The study found that when you compare the average nightly sleep of a tech-abstaining teenager (at eight hours, 51 minutes) with a teenager who devotes eight hours a day to screens (at eight hours, 21 minutes), the difference is overall inconsequential. Other known factors, such as early starts to the school day, have a larger effect on childhood sleep.
Przybylski notes, "This suggests we need to look at other variables when it comes to children and their sleep. Focusing on bedtime routines and regular patterns of sleep, such as consistent wake-up times, are much more effective strategies for helping young people sleep than thinking screens themselves play a significant role".
The aim of the study was to provide parents and practitioners with a realistic foundation for looking at screen use versus the impact of other interventions on sleep. While a relationship between screens and sleep is there, we need to look at research from the lens of what is practically significant, the researchers suggest.
When it comes to sleep, there are concerns that children take devices to bed and continue to use them when they should be sleeping. Others have expressed worries about the role the blue light emitted from such devices plays on sleep habits and a related hormone.

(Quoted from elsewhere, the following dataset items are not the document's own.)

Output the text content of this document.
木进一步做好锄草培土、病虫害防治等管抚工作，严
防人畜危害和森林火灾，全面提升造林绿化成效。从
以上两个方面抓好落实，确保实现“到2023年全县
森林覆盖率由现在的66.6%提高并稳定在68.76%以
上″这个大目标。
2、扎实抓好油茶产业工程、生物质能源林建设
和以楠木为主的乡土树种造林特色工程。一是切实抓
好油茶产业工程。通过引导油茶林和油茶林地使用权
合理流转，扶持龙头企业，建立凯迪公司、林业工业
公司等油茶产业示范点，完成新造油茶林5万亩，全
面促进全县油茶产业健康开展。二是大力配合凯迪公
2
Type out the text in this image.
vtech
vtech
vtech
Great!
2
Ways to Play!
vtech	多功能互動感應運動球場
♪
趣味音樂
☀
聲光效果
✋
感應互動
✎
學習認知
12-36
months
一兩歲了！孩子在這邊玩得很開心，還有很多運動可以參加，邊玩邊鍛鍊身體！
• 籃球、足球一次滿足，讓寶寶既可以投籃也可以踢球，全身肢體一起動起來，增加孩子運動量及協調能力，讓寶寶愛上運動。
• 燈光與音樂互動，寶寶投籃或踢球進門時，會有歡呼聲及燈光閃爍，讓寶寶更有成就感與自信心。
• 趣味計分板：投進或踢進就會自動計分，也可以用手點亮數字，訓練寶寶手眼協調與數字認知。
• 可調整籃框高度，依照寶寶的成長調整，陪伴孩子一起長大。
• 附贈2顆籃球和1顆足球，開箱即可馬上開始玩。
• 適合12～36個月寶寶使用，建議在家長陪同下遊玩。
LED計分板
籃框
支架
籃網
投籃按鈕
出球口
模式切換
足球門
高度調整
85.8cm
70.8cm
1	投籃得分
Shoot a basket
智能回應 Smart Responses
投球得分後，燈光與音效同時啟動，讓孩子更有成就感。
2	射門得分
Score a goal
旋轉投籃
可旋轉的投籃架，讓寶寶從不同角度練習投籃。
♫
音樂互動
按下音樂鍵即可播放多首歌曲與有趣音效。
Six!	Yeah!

"The next step from here is research on the precise mechanisms that link digital screens to sleep. Though technologies and tools relating to so-called 'blue light' have been implicated in sleep problems, it is not clear whether that plays a significant causal role," says Przybylski.
"Screens are here to stay, so transparent, reproducible, and robust research is needed to figure out how tech affects us and how we best intervene to limit its negative effects,' he added.
As the effects of screens are so modest, it is possible that many previous studies with smaller sample sizes could be "false positives" results that support an effect that in reality does not exist.